Emerald Coast Magazine writer Lilly Rockwell spoke with Logan, now 68, and Smith, 61, about their book, available for purchase online at major book retailers such as Barnes & Noble and Amazon.com.
How long have you lived in Pensacola, and how did you end up here?
Logan: We have been in Pensacola exactly 22 years. My husband and I ended up here. He was in the Navy, and his last duty was in Pensacola, and after three years we thought it was a nice place to live, much to our surprise. It’s the longest we’ve lived anywhere. What drew us here is we found a very warm and welcoming community.
Smith: When I got the job as dean, my intent was to stay for five years and go back to Texas. But I stayed for almost 22 years. It’s a lovely place, and I felt I was put there. I left Pensacola two years ago and moved to North Carolina.
When did you decide to write a book?
Smith: We were a lot younger when we started!
Logan: It was April 11, 2006. Betsy invited me for lunch, and we sat down and talked to each other and she said, “Would you like to write a book?” and I said: “Sure.” We narrowed it down to a book on women over 50. Because we’re over 50 and felt like we had a whole lot left to offer, but the culture we live in dismisses and devalues women over 50.
Tell me about some of the challenges of being a woman over 50.

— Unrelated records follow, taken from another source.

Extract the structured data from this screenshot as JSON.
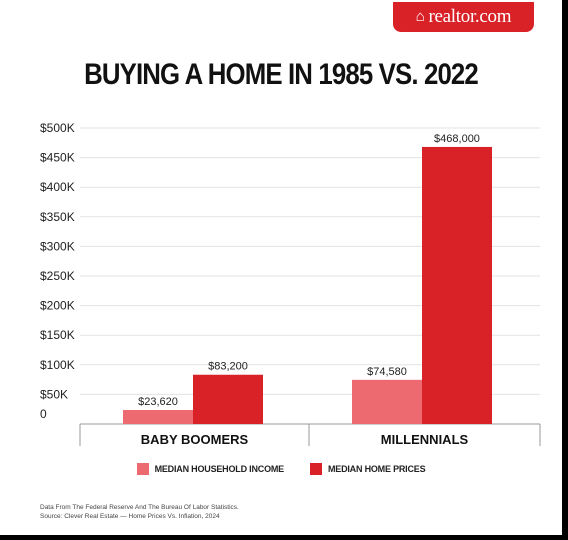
{
  "brand": {
    "logo_text": "realtor.com",
    "logo_icon": "house-icon",
    "logo_color": "#d92228"
  },
  "chart_data": {
    "type": "bar",
    "title": "BUYING A HOME IN 1985 VS. 2022",
    "categories": [
      "BABY BOOMERS",
      "MILLENNIALS"
    ],
    "series": [
      {
        "name": "MEDIAN HOUSEHOLD INCOME",
        "color": "#ec6a70",
        "values": [
          23620,
          74580
        ],
        "labels": [
          "$23,620",
          "$74,580"
        ]
      },
      {
        "name": "MEDIAN HOME PRICES",
        "color": "#d92228",
        "values": [
          83200,
          468000
        ],
        "labels": [
          "$83,200",
          "$468,000"
        ]
      }
    ],
    "y_ticks": [
      {
        "value": 500000,
        "label": "$500K"
      },
      {
        "value": 450000,
        "label": "$450K"
      },
      {
        "value": 400000,
        "label": "$400K"
      },
      {
        "value": 350000,
        "label": "$350K"
      },
      {
        "value": 300000,
        "label": "$300K"
      },
      {
        "value": 250000,
        "label": "$250K"
      },
      {
        "value": 200000,
        "label": "$200K"
      },
      {
        "value": 150000,
        "label": "$150K"
      },
      {
        "value": 100000,
        "label": "$100K"
      },
      {
        "value": 50000,
        "label": "$50K"
      },
      {
        "value": 0,
        "label": "0"
      }
    ],
    "ylim": [
      0,
      500000
    ],
    "grid": true,
    "legend_position": "bottom"
  },
  "source": {
    "line1": "Data From The Federal Reserve And The Bureau Of Labor Statistics.",
    "line2": "Source: Clever Real Estate — Home Prices Vs. Inflation, 2024"
  }
}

Logan: The big one for me was feeling invisible. It used to be that I walked down the street and men noticed I was alive. Now I walk down the street and it’s like I don’t exist. If you look at images on television and in magazines we are not there. This is not unique to me. I’ve heard countless women say the same thing.
What are some of the good things about getting older?
Smith: I think some of the positive things about being over 50 is many women now feel that they can make decisions based on them rather than everybody else. Some don’t, and those are the ones that we wrote the book for. Your second half of life is your half of life. And it is the time for you to do the things you’ve wanted to do that you’ve kept on the back burner.
Logan: When I was writing the chapter on the “good” losses, it was like a little light bulb went off in the brain. I was abysmally shy for most of my life. I am not anymore. Fear of failure kept me from writing more sooner, but now I’ve lost that fear. And you quit fooling around and do what you want to do. It makes you want to procrastinate less.
Why is getting older something women struggle with more?
Smith: That’s an interesting question. Men are picking up the book and reading it and saying, what are you doing for men? They are facing the same stuff, especially in these economic times when they are getting laid off and changing careers. More and more men are also doing soul-searching and deciding how they want to live the second half of their lives.